Strengthening the detection of second-line drug-resistance is a key tuberculosis (TB) control priority. The performance of MTBDRplus, a multidrug-resistant (MDR)-TB assay is reduced when suboptimal ramp rates are used. We investigated ramp rate's effect on MTBDRsl; the most widely-used molecular second-line drug-resistant TB assay.
We tested 52 smear-negative Xpert MTB/RIF Ultra-positive sputa and a Mycobacterium tuberculosis (Mtb) dilution series at manufacturer recommended (2.2 ° C/s) or most common suboptimal ramp rate (4.0 ° C/s; identified via an earlier survey).
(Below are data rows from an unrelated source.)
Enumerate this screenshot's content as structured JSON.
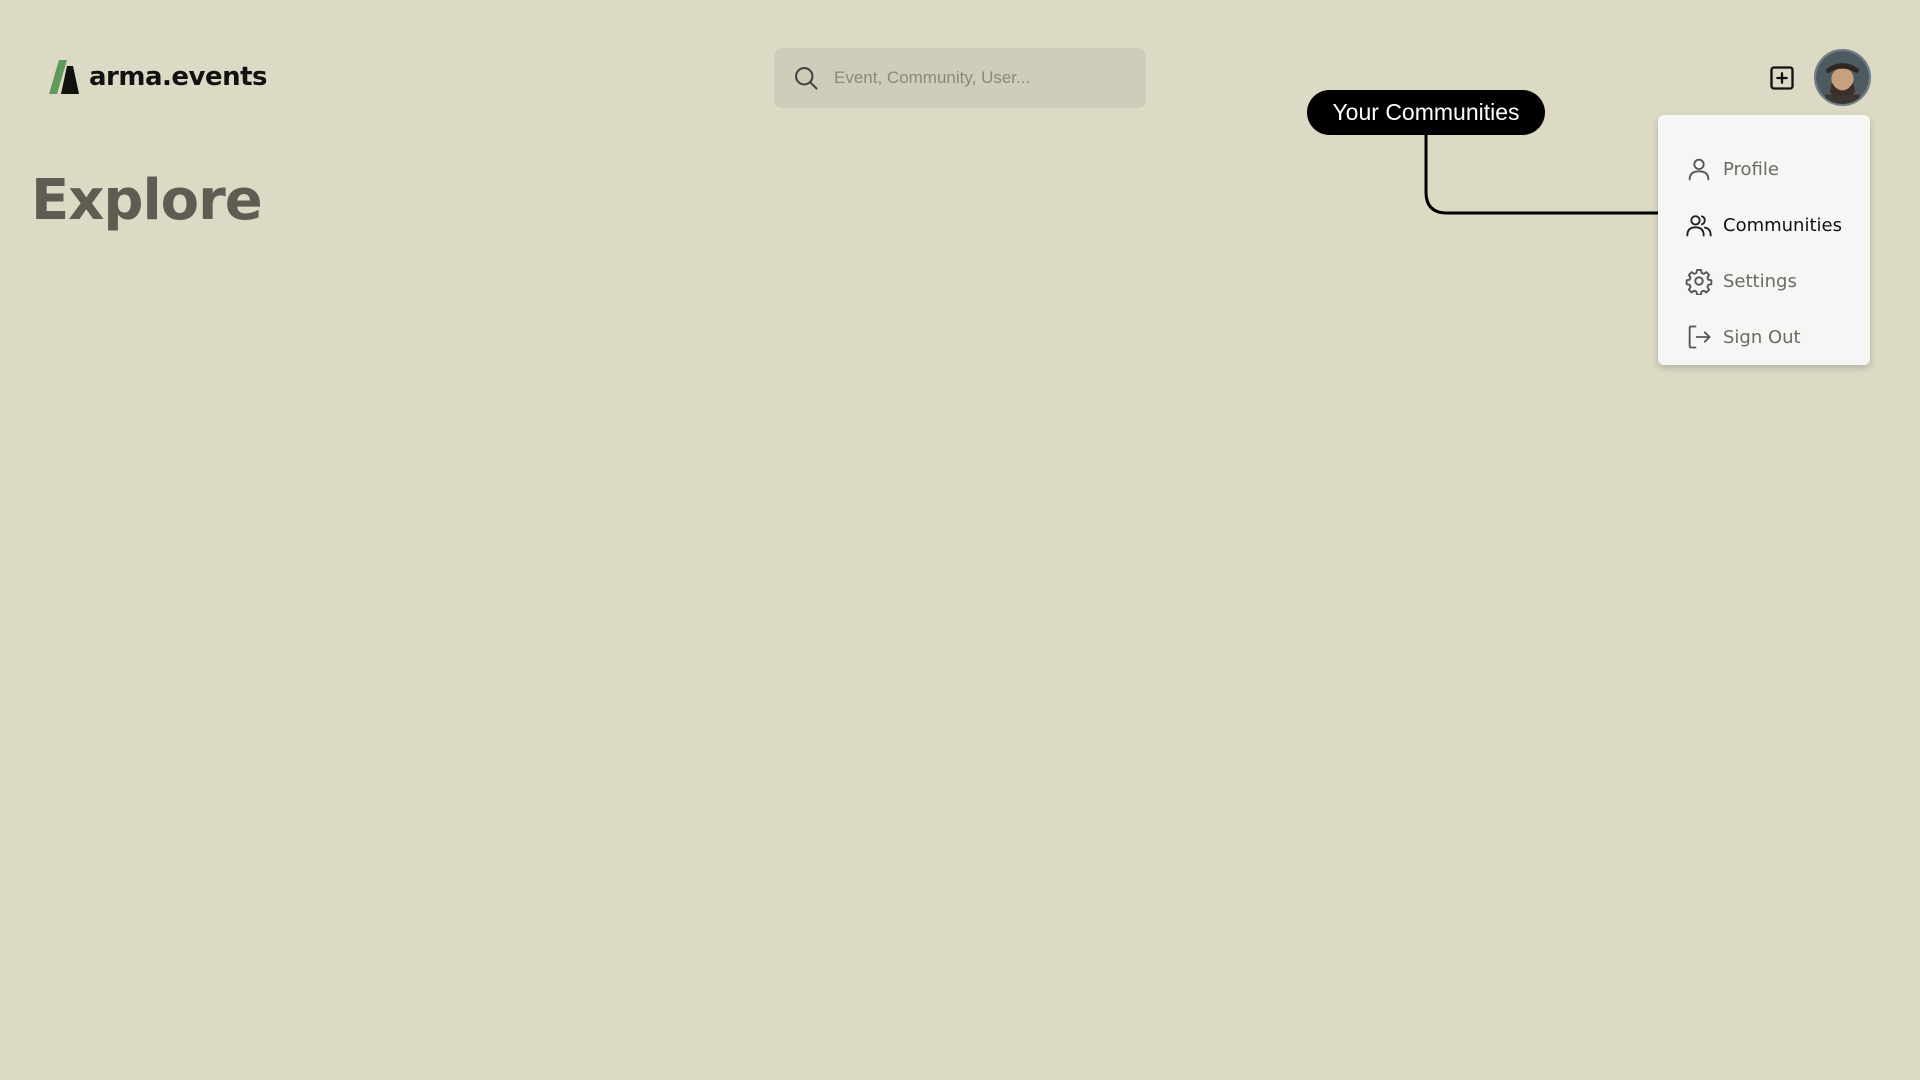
{
  "header": {
    "brand": "arma.events",
    "search": {
      "placeholder": "Event, Community, User..."
    }
  },
  "main": {
    "title": "Explore"
  },
  "callout": {
    "label": "Your Communities"
  },
  "user_menu": {
    "items": [
      {
        "label": "Profile",
        "icon": "user-icon"
      },
      {
        "label": "Communities",
        "icon": "users-icon",
        "active": true
      },
      {
        "label": "Settings",
        "icon": "gear-icon"
      },
      {
        "label": "Sign Out",
        "icon": "sign-out-icon"
      }
    ]
  },
  "colors": {
    "background": "#dcdac5",
    "brand_green": "#5f9a5a",
    "title_gray": "#5e5d52",
    "menu_bg": "#f6f6f4"
  }
}
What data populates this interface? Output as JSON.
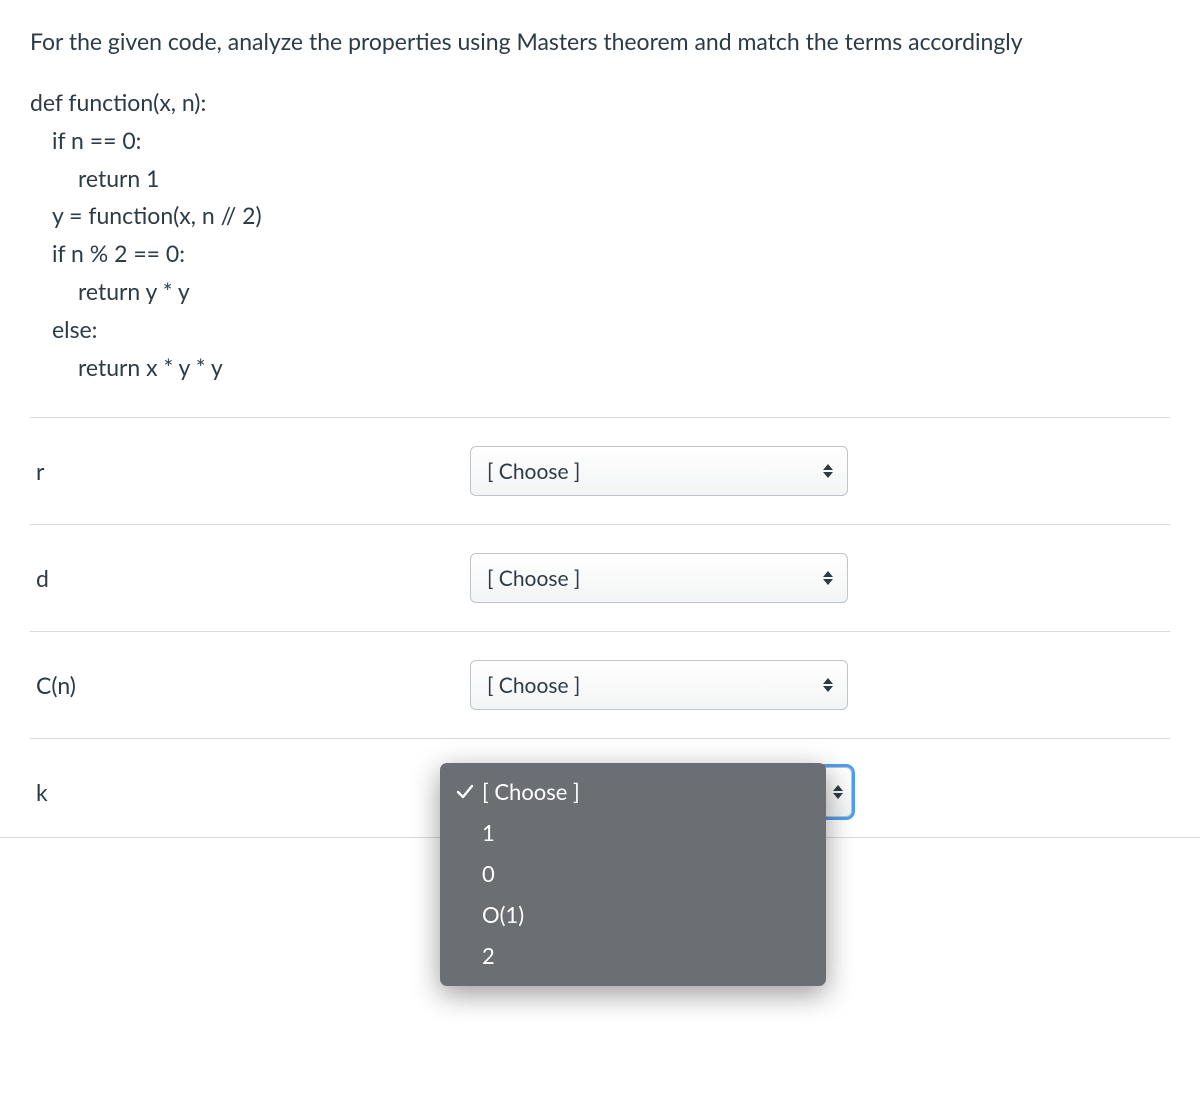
{
  "question": {
    "prompt": "For the given code, analyze the properties using Masters theorem and match the terms accordingly",
    "code_lines": [
      {
        "text": "def function(x, n):",
        "indent": 0
      },
      {
        "text": "if n == 0:",
        "indent": 1
      },
      {
        "text": "return 1",
        "indent": 2
      },
      {
        "text": "y = function(x, n // 2)",
        "indent": 1
      },
      {
        "text": "if n % 2 == 0:",
        "indent": 1
      },
      {
        "text": "return y * y",
        "indent": 2
      },
      {
        "text": "else:",
        "indent": 1
      },
      {
        "text": "return x * y * y",
        "indent": 2
      }
    ]
  },
  "choose_placeholder": "[ Choose ]",
  "rows": [
    {
      "label": "r",
      "value": "[ Choose ]"
    },
    {
      "label": "d",
      "value": "[ Choose ]"
    },
    {
      "label": "C(n)",
      "value": "[ Choose ]"
    },
    {
      "label": "k",
      "value": "[ Choose ]"
    }
  ],
  "dropdown_options": [
    {
      "label": "[ Choose ]",
      "selected": true
    },
    {
      "label": "1",
      "selected": false
    },
    {
      "label": "0",
      "selected": false
    },
    {
      "label": "O(1)",
      "selected": false
    },
    {
      "label": "2",
      "selected": false
    }
  ]
}
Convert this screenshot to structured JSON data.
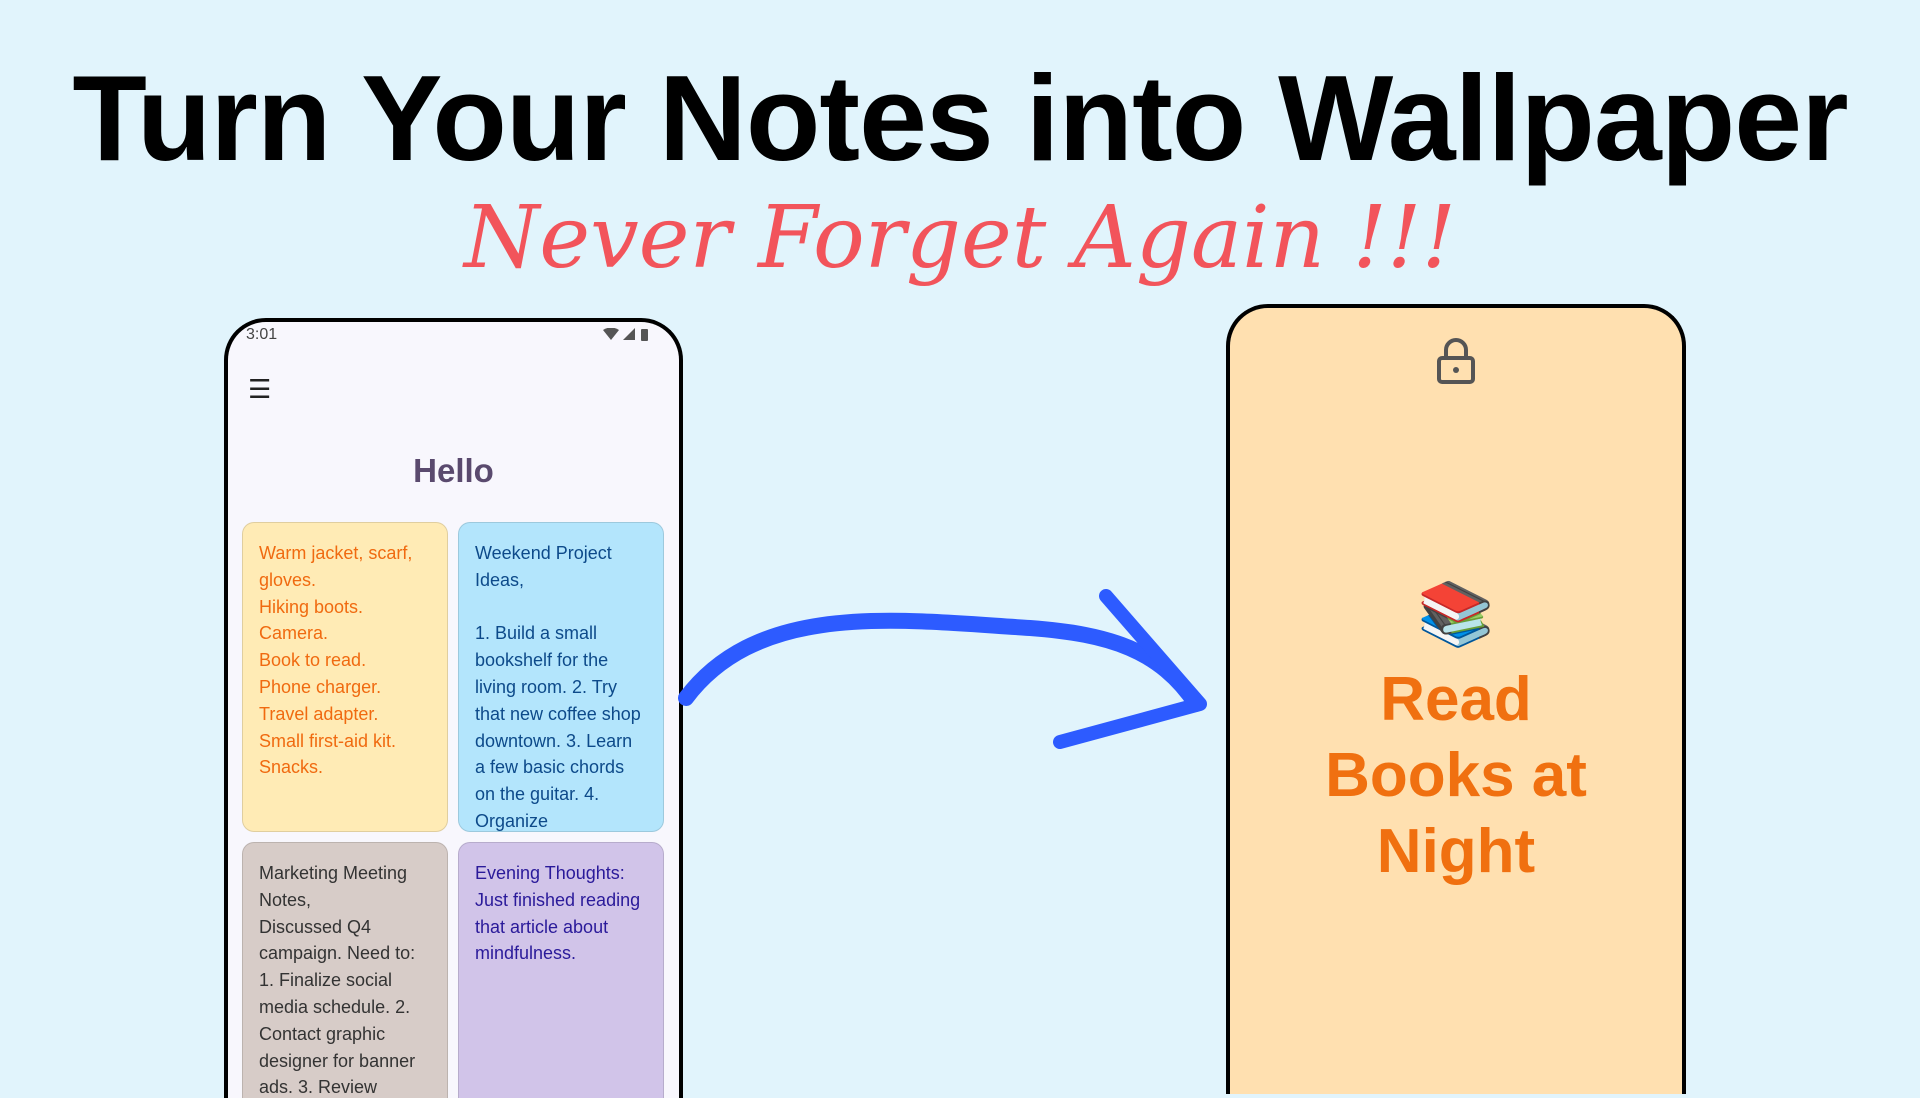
{
  "header": {
    "title": "Turn Your Notes into Wallpaper",
    "subtitle": "Never Forget Again !!!"
  },
  "app": {
    "status_time": "3:01",
    "status_icons": "wifi-icon signal-icon battery-icon",
    "greeting": "Hello",
    "notes": [
      {
        "text": "Warm jacket, scarf, gloves.\nHiking boots.\nCamera.\nBook to read.\nPhone charger.\nTravel adapter.\nSmall first-aid kit.\nSnacks.",
        "bg": "#ffebb5",
        "color": "#f06a10"
      },
      {
        "text": "Weekend Project Ideas,\n\n1. Build a small bookshelf for the living room. 2. Try that new coffee shop downtown. 3. Learn a few basic chords on the guitar. 4. Organize",
        "bg": "#b3e5fc",
        "color": "#0d4a8a"
      },
      {
        "text": "Marketing Meeting Notes,\nDiscussed Q4 campaign. Need to: 1. Finalize social media schedule. 2. Contact graphic designer for banner ads. 3. Review",
        "bg": "#d7ccc8",
        "color": "#333333"
      },
      {
        "text": "Evening Thoughts: Just finished reading that article about mindfulness.",
        "bg": "#d1c4e9",
        "color": "#2a1a9a"
      }
    ]
  },
  "wallpaper": {
    "emoji": "📚",
    "text": "Read Books at Night",
    "bg": "#ffe0b0",
    "color": "#f07010"
  },
  "colors": {
    "arrow": "#2d5bff",
    "subtitle": "#f2545b"
  }
}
Mtb-complex DNA (TUB-band)-positivity, indeterminate rates, fluoroquinolone- and second-line injectable-resistance accuracy, banding differences and, separately, inter-reader variability were assessed.
39% of re-surveyed laboratories (5/13) did not use the manufacturer-recommended MTBDRsl ramp rate. On sputum, this ramp rate improved indeterminates vs. 4.0 ° C/s (0/52 vs. 7/51; p=0.006), false drug-resistance calls (0/104 vs. 6/102; p=0.013), and incorrect banding calls (0/1300 vs. 55/1275; p<0.001). Valid results (neither TUB negative, indeterminate, nor any false drug-resistance calls) (52/52 vs. 41/51; p=0.001) on sputa hence improved by +21% (95% CI: 8-34%) with optimal ramp rate usage. Suboptimal ramp rate increased banding call inter-reader variability [52/1300 (4%) vs. 34/1300 (3%); p=0.030] on sputa but not dilution series; highlighting the importance of using clinical specimens for assay performance evaluations.
Suboptimal ramp rate contributes to poor MTBDRsl performance. Ramp rate correction will improve second line drug-resistant TB diagnoses. Laboratories must ensure the optimal manufacturer-recommended ramp rate is used.